March, Andres wrote:

3 more things:

- I sync'd to cvs and don't see your changes. Got the JAAS ones though.


Welcome to SourceForge. AFAIK they have a timed synchronisation from the developer CVS servers to the anonymous access ones. So give it a few hours (I received the commit messages to acegisecurity-cvs, so I know they're there).

- What is acl_class for? I don't see it used in your tests.


This is the BasicAclEntry instance created. I don't test for it expressly in the unit tests because it has to be successful in order to return anything from the JdbcDaoImpl.

- I forgot, below is how I have had to model it. I would think it is to
complex for a base implementation but I just wanted you to see what I
must handle for our product.
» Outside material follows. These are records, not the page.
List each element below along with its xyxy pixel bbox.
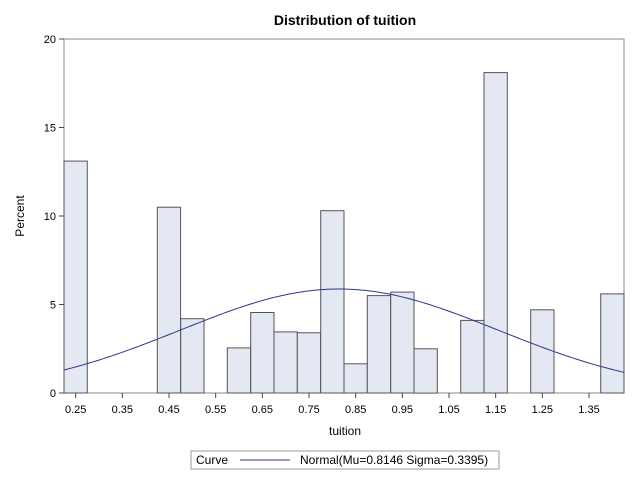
x-tick-label: 1.15: [485, 404, 506, 416]
x-axis: 0.25 0.35 0.45 0.55 0.65 0.75 0.85 0.95 1.05 1.15…: [65, 393, 600, 416]
chart-title: Distribution of tuition: [274, 12, 416, 28]
histogram-bar: [600, 293, 625, 394]
histogram-bar: [483, 72, 508, 394]
histogram-bar: [530, 309, 555, 394]
x-tick-label: 0.65: [252, 404, 273, 416]
y-tick-label: 5: [50, 300, 56, 312]
x-tick-label: 0.85: [345, 404, 366, 416]
x-tick-label: 0.25: [65, 404, 86, 416]
normal-curve: [63, 288, 625, 373]
histogram-bar: [63, 160, 88, 394]
histogram-bar: [320, 210, 345, 394]
y-axis-label: Percent: [13, 195, 27, 237]
y-tick-label: 15: [44, 123, 56, 135]
x-tick-label: 1.05: [438, 404, 459, 416]
legend-title: Curve: [196, 453, 228, 467]
histogram-bar: [343, 363, 368, 394]
x-axis-label: tuition: [329, 424, 361, 438]
y-tick-label: 20: [44, 34, 56, 46]
y-tick-label: 10: [44, 211, 56, 223]
histogram-bar: [250, 312, 275, 394]
x-tick-label: 0.55: [205, 404, 226, 416]
histogram-bar: [460, 319, 485, 394]
histogram-bar: [296, 332, 322, 394]
histogram-bar: [180, 318, 205, 394]
legend: Curve Normal(Mu=0.8146 Sigma=0.3395): [190, 450, 500, 470]
histogram-bar: [156, 206, 182, 394]
x-tick-label: 0.75: [298, 404, 319, 416]
histogram-bar: [226, 347, 252, 394]
histogram-bar: [366, 295, 392, 394]
x-tick-label: 0.95: [392, 404, 413, 416]
legend-entry: Normal(Mu=0.8146 Sigma=0.3395): [300, 453, 488, 467]
bars-group: [63, 72, 625, 394]
x-tick-label: 1.35: [578, 404, 599, 416]
histogram-bar: [273, 331, 298, 394]
x-tick-label: 0.45: [158, 404, 179, 416]
histogram-bar: [413, 348, 438, 394]
y-tick-label: 0: [50, 388, 56, 400]
legend-box: [190, 450, 500, 470]
x-tick-label: 1.25: [532, 404, 553, 416]
histogram-bar: [390, 291, 415, 394]
x-tick-label: 0.35: [112, 404, 133, 416]
y-axis: 0 5 10 15 20: [44, 34, 64, 400]
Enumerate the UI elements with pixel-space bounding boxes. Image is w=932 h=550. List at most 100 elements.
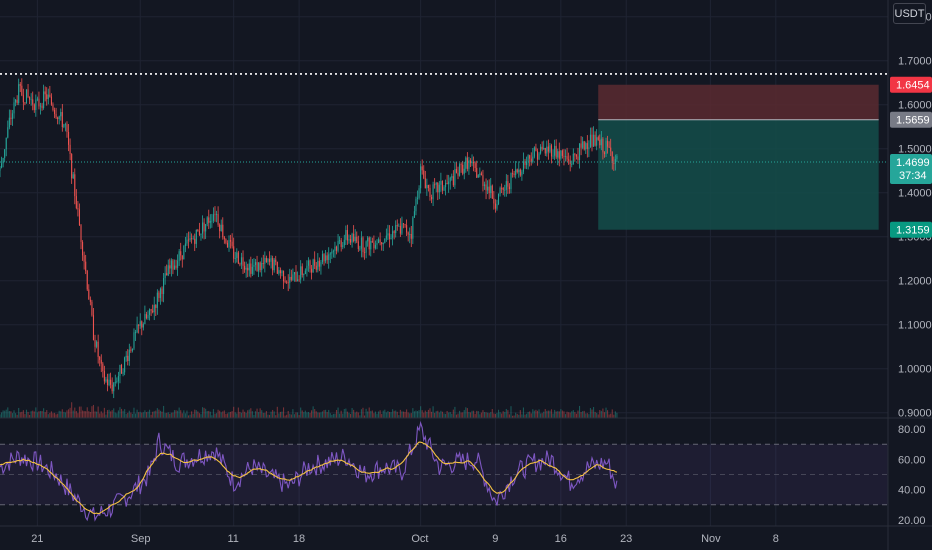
candle-body[interactable] [175, 265, 177, 268]
candle-body[interactable] [580, 143, 582, 148]
candle-body[interactable] [108, 379, 110, 386]
candle-body[interactable] [563, 155, 565, 157]
candle-body[interactable] [504, 189, 506, 191]
candle-body[interactable] [289, 276, 291, 283]
candle-body[interactable] [66, 124, 68, 132]
candle-body[interactable] [172, 260, 174, 270]
candle-body[interactable] [496, 204, 498, 209]
candle-body[interactable] [253, 265, 255, 267]
candle-body[interactable] [309, 260, 311, 269]
candle-body[interactable] [164, 273, 166, 278]
candle-body[interactable] [275, 259, 277, 262]
candle-body[interactable] [237, 252, 239, 264]
candle-body[interactable] [388, 233, 391, 239]
candle-body[interactable] [72, 174, 74, 179]
candle-body[interactable] [399, 225, 401, 234]
candle-body[interactable] [462, 164, 464, 174]
candle-body[interactable] [393, 231, 395, 233]
candle-body[interactable] [304, 270, 306, 274]
candle-body[interactable] [494, 203, 496, 209]
candle-body[interactable] [211, 220, 213, 222]
candle-body[interactable] [264, 257, 266, 264]
candle-body[interactable] [159, 288, 162, 299]
candle-body[interactable] [7, 127, 9, 138]
candle-body[interactable] [348, 239, 350, 241]
candle-body[interactable] [438, 184, 440, 193]
candle-body[interactable] [339, 240, 341, 242]
candle-body[interactable] [588, 147, 590, 149]
candle-body[interactable] [46, 94, 48, 100]
candle-body[interactable] [209, 220, 211, 223]
candle-body[interactable] [261, 262, 263, 270]
candle-body[interactable] [353, 233, 355, 242]
candle-body[interactable] [117, 375, 119, 382]
candle-body[interactable] [298, 279, 300, 281]
candle-body[interactable] [50, 96, 52, 105]
candle-body[interactable] [35, 99, 37, 110]
candle-body[interactable] [25, 89, 28, 104]
candle-body[interactable] [222, 224, 224, 238]
candle-body[interactable] [593, 134, 595, 147]
candle-body[interactable] [488, 186, 490, 194]
candle-body[interactable] [594, 134, 596, 146]
candle-body[interactable] [455, 169, 458, 173]
candle-body[interactable] [8, 117, 10, 128]
candle-body[interactable] [446, 183, 448, 185]
candle-body[interactable] [449, 177, 451, 182]
candle-body[interactable] [557, 151, 559, 158]
candle-body[interactable] [409, 234, 411, 235]
candle-body[interactable] [602, 138, 604, 153]
candle-body[interactable] [100, 359, 102, 364]
candle-body[interactable] [205, 224, 207, 232]
candle-body[interactable] [412, 217, 414, 239]
candle-body[interactable] [331, 251, 333, 254]
candle-body[interactable] [613, 162, 615, 164]
candle-body[interactable] [320, 262, 322, 267]
candle-body[interactable] [410, 234, 412, 239]
candle-body[interactable] [345, 230, 347, 240]
candle-body[interactable] [516, 169, 518, 173]
candle-body[interactable] [395, 225, 397, 233]
short-position-tool[interactable] [598, 84, 879, 230]
candle-body[interactable] [250, 263, 252, 274]
candle-body[interactable] [119, 365, 121, 376]
candle-body[interactable] [396, 225, 398, 227]
candle-body[interactable] [244, 265, 246, 270]
candle-body[interactable] [152, 310, 154, 313]
candle-body[interactable] [600, 138, 602, 146]
candle-body[interactable] [376, 243, 378, 245]
candle-body[interactable] [86, 270, 88, 290]
candle-body[interactable] [163, 277, 165, 295]
candle-body[interactable] [74, 174, 76, 197]
candle-body[interactable] [342, 245, 344, 247]
candle-body[interactable] [513, 173, 515, 176]
candle-body[interactable] [279, 270, 281, 274]
candle-body[interactable] [239, 263, 241, 265]
rsi-pane[interactable] [0, 420, 888, 522]
candle-body[interactable] [136, 324, 138, 333]
candle-body[interactable] [189, 238, 191, 240]
candle-body[interactable] [248, 263, 250, 271]
candle-body[interactable] [558, 151, 560, 159]
candle-body[interactable] [55, 113, 57, 118]
candle-body[interactable] [508, 186, 510, 190]
candle-body[interactable] [13, 102, 15, 114]
candle-body[interactable] [384, 238, 386, 243]
candle-body[interactable] [435, 183, 437, 185]
candle-body[interactable] [19, 84, 21, 86]
candle-body[interactable] [448, 181, 450, 185]
candle-body[interactable] [58, 116, 60, 120]
candle-body[interactable] [258, 262, 260, 272]
candle-body[interactable] [194, 238, 196, 244]
candle-body[interactable] [212, 214, 214, 221]
candle-body[interactable] [487, 186, 489, 191]
candle-body[interactable] [192, 238, 194, 240]
candle-body[interactable] [38, 98, 40, 107]
candle-body[interactable] [39, 105, 42, 107]
candle-body[interactable] [354, 236, 356, 242]
candle-body[interactable] [186, 239, 188, 244]
candle-body[interactable] [1, 163, 3, 168]
candle-body[interactable] [286, 281, 288, 283]
candle-body[interactable] [120, 365, 123, 374]
candle-body[interactable] [510, 173, 512, 190]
Notice we are using integers instead of
varchar for all acl lookups.


We could make all "recipients" (roles and users) need an entry in acl_object_identity, then use a FK to it from acl_permission.recipient. The issue is it would require every possible recipient to have an entry in acl_object_identity, when by their nature they already have other tables within an application (usually the users and roles tables).

I would assume most applications don't need the flexibility of treating users and roles as both "recipients" as well as "domain object instances" for which permissions can be assigned against. Is that what you're trying to do? I couldn't see a FK mapping to acl_object_relationship so I wasn't 100%.

Perhaps we should provide an additional JDBC DAO provider with a view to sharing a central table structure between authentication and ACLs. ie:

- Recipient table: id IDENTITY, type INTEGER (user or role), name VARCHAR (username or rolename)
- Users table: recipient_id INTEGER (FK to Recipient), password VARCHAR, email VARCHAR, lastLogin DATE, unsuccessfulPasswords INTEGER etc
- Role_member table: role_recipient_id, user_recipient_id
- Acl_permission: change recipient to be an INTEGER (with FK to Recipient table)


This would still not address your requirement to also treat recipients as domain object instances. But still, with an appropriate trigger against the Recipient table you shouldn't have much difficulty auto creating/deleting a corresponding row in the acl_object_identity table.